Nuestro esqueleto, quiero decir, nuestro amigo de los tribunales, es de segunda clase y ya tiene sus años de servicio. No habrán de ser muchas las audiencias públicas en que se vea obligado a representar el papel de víctima. No resistirá mucho el trazo de trayectorias al través de sus desiguales espacios intercostales, ni habrá de resistir muchas caídas. Si don Baltazar le examinara los dientes incisivos y el bacinete abollado, seguramente habría de calcularle pocos años más de servicios.
Y todo esto sin contar con que el esqueleto, casi todos los días, pasa de la sala del segundo piso a la del tercero, o de la del quinto a la del cuarto. Porque está al servicio de las cuatro salas, y el despreocupado conserje del edificio judicial, cuando no el juguetón ascensorista, es quien se encarga de llevarlo de un piso al otro. Más o menos con cuidado lo meten entre el ascensor, y lo llevan hasta donde su presencia se requiere. En el ascensor, justamente, lo encontré hace pocos días. Lo necesitaban en una de las salas de audiencias, para realizar alguna demostración en vista pública de las postrimerías del año judicial.
Mientras yo ampliaba el examen de sus huellas de sufrimiento, el ascensorista preguntó:
"¿Será de hombre o de mujer?".
Y nos dejó una duda que solamente nos podría aclarar don Baltazar Guevara. A lo mejor, él sabe algo de su historia. Los esqueletos preparados para fines didácticos no pasan por la sepultura. No conocen la tumba. Don Baltazar escoge su material casi vivo, y desnuda los esqueletos personalmente.
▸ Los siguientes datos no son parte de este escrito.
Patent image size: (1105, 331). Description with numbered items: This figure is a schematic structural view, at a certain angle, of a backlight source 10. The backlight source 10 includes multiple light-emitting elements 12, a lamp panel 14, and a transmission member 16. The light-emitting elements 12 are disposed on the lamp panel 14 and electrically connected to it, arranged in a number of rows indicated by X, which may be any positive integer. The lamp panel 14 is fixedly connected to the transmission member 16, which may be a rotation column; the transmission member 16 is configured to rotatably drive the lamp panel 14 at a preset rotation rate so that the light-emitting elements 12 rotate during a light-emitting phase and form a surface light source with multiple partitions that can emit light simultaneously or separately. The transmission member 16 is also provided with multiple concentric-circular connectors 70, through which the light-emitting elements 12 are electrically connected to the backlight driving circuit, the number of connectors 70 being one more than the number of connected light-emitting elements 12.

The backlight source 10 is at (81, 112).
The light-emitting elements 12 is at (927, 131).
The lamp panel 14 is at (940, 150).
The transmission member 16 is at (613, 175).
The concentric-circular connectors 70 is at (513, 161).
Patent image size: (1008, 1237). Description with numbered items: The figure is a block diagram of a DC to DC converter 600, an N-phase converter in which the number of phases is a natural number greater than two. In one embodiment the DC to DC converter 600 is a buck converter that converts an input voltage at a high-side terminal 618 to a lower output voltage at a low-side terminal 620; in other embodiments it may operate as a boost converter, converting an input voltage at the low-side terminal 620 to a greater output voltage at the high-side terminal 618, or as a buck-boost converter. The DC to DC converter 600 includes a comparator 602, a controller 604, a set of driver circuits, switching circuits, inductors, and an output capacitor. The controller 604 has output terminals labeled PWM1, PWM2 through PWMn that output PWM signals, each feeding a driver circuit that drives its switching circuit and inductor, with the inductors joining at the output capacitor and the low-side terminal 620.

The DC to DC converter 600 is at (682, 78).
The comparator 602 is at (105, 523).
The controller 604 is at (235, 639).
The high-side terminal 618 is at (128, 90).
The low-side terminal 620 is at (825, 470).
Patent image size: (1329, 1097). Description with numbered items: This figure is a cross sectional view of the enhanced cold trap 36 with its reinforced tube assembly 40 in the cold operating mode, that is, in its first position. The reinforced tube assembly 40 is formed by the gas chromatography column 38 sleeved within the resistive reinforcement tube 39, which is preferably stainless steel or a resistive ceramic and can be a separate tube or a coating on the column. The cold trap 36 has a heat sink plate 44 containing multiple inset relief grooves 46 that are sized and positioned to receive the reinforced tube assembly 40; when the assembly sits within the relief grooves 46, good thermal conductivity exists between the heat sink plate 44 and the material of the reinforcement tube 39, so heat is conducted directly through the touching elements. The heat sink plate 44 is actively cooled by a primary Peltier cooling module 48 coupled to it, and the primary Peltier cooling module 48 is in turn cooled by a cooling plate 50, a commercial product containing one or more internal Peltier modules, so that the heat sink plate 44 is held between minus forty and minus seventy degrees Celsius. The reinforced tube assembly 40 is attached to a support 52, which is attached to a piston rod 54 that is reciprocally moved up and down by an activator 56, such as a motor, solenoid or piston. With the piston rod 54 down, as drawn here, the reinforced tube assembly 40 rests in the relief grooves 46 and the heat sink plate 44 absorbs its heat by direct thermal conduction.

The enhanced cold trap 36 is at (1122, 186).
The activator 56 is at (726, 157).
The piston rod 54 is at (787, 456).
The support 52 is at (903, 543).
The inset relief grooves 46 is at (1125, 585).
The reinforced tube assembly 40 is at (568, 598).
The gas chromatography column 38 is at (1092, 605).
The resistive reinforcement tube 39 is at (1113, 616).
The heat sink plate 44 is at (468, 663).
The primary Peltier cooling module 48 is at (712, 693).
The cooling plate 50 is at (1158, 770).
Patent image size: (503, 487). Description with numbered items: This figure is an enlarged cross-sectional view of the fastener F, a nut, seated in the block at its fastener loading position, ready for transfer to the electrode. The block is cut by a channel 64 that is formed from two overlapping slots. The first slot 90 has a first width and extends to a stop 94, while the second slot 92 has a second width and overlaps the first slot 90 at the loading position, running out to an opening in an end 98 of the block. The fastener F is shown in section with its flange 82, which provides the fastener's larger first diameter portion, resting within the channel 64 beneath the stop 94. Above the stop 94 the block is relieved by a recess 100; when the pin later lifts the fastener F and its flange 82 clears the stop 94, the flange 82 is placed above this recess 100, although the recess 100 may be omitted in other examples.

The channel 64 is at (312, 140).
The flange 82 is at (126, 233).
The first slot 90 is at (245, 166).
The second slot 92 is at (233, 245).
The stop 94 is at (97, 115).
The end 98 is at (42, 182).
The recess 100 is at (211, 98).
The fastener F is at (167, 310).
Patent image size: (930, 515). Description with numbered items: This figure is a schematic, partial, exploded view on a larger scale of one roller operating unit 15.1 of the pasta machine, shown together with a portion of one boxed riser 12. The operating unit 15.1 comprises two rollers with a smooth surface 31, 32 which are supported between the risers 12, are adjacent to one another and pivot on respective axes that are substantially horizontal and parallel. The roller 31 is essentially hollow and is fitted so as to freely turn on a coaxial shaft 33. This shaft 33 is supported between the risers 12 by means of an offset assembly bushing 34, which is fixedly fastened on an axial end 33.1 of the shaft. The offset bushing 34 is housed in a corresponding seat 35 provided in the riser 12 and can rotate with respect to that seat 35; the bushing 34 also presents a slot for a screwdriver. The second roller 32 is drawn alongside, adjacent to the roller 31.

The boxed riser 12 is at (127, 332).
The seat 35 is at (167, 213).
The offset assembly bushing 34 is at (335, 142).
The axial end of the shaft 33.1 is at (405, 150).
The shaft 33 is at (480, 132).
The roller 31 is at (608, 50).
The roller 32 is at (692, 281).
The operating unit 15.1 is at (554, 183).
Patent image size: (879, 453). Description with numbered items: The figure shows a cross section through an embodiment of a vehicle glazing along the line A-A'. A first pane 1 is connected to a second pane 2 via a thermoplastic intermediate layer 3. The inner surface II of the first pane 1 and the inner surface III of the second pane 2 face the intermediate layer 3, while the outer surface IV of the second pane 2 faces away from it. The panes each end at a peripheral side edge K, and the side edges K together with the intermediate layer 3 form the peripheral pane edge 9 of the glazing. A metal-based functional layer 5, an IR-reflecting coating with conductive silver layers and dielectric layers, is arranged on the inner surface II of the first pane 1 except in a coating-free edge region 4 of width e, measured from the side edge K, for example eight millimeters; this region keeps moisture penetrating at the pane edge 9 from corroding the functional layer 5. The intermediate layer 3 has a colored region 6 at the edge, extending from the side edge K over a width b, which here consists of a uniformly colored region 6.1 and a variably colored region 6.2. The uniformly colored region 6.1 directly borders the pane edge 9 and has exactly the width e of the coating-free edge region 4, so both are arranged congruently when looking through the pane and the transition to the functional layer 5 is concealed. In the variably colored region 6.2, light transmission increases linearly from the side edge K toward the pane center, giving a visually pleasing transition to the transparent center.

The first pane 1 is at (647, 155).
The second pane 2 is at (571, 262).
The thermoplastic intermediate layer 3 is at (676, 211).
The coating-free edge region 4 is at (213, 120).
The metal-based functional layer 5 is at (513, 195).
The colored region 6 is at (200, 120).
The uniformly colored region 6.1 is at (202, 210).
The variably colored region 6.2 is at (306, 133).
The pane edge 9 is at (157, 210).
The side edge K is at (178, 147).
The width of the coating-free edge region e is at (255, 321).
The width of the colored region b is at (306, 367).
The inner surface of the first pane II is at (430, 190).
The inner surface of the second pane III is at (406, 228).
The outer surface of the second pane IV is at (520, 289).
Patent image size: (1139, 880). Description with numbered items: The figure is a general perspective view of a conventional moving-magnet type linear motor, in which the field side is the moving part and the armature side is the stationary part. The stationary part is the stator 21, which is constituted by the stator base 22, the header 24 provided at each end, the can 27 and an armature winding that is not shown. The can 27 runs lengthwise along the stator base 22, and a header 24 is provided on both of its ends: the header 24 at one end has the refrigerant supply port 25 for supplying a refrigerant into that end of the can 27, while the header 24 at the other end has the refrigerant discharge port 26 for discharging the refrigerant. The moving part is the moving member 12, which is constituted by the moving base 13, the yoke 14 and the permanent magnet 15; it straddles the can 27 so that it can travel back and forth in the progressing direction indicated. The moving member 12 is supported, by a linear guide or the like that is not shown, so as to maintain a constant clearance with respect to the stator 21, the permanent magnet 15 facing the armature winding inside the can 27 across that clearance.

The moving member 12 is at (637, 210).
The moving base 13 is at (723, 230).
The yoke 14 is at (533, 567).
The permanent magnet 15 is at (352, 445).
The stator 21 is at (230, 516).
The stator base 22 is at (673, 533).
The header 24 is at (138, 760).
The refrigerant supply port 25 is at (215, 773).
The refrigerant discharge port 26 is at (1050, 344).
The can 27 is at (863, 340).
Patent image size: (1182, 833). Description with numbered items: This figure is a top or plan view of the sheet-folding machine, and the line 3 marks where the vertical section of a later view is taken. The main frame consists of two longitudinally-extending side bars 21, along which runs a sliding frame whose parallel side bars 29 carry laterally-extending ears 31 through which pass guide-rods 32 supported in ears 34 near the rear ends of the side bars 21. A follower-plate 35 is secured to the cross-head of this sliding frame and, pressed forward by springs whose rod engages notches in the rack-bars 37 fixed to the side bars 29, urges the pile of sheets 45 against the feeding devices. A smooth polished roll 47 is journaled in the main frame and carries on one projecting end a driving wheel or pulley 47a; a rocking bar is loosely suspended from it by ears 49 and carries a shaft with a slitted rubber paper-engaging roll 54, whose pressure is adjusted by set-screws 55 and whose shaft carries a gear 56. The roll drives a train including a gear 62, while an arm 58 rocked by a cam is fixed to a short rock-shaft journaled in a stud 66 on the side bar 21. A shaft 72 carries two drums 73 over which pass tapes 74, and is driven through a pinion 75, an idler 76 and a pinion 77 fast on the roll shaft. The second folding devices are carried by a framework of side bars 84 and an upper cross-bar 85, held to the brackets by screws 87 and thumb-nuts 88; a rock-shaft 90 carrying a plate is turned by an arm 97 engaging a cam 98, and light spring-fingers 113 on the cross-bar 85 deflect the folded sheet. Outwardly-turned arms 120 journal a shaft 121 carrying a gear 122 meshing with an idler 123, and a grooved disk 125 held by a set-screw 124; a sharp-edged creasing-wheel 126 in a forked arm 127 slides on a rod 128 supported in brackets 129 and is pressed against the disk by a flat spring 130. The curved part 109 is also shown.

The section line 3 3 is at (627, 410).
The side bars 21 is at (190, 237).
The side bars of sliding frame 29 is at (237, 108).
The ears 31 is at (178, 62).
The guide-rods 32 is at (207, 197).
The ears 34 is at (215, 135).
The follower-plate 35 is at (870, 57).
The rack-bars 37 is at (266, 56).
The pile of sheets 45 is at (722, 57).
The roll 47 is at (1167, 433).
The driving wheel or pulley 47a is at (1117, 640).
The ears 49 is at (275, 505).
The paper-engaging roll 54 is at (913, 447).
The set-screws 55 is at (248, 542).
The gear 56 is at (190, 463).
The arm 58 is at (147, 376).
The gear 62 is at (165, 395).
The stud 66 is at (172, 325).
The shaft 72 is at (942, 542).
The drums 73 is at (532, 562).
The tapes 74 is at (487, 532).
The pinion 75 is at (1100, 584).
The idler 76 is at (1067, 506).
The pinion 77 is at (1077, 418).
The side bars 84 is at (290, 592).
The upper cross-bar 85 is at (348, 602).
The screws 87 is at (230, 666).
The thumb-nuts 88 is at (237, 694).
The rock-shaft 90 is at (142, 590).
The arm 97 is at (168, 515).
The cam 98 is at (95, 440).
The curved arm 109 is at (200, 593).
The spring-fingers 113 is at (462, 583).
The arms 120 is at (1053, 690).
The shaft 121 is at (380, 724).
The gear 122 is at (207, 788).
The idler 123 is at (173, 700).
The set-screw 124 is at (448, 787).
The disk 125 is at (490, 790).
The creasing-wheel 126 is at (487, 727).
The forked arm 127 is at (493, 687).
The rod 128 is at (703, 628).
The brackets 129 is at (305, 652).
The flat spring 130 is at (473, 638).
ßAsí, el modesto servidor de la justicia no ha conocido el reposo. Habrá de disfrutarlo pronto, porque sus huesos ya están muy averiados. Por ahora, sólo habrá de gozar de unas fugaces vacaciones, como cualquier empleado judicial, hasta los mediados de enero, cuando lo habrán de sacar de su tranquilo rincón para sacudirle el polvo en que no lo han dejado acabar de convertir.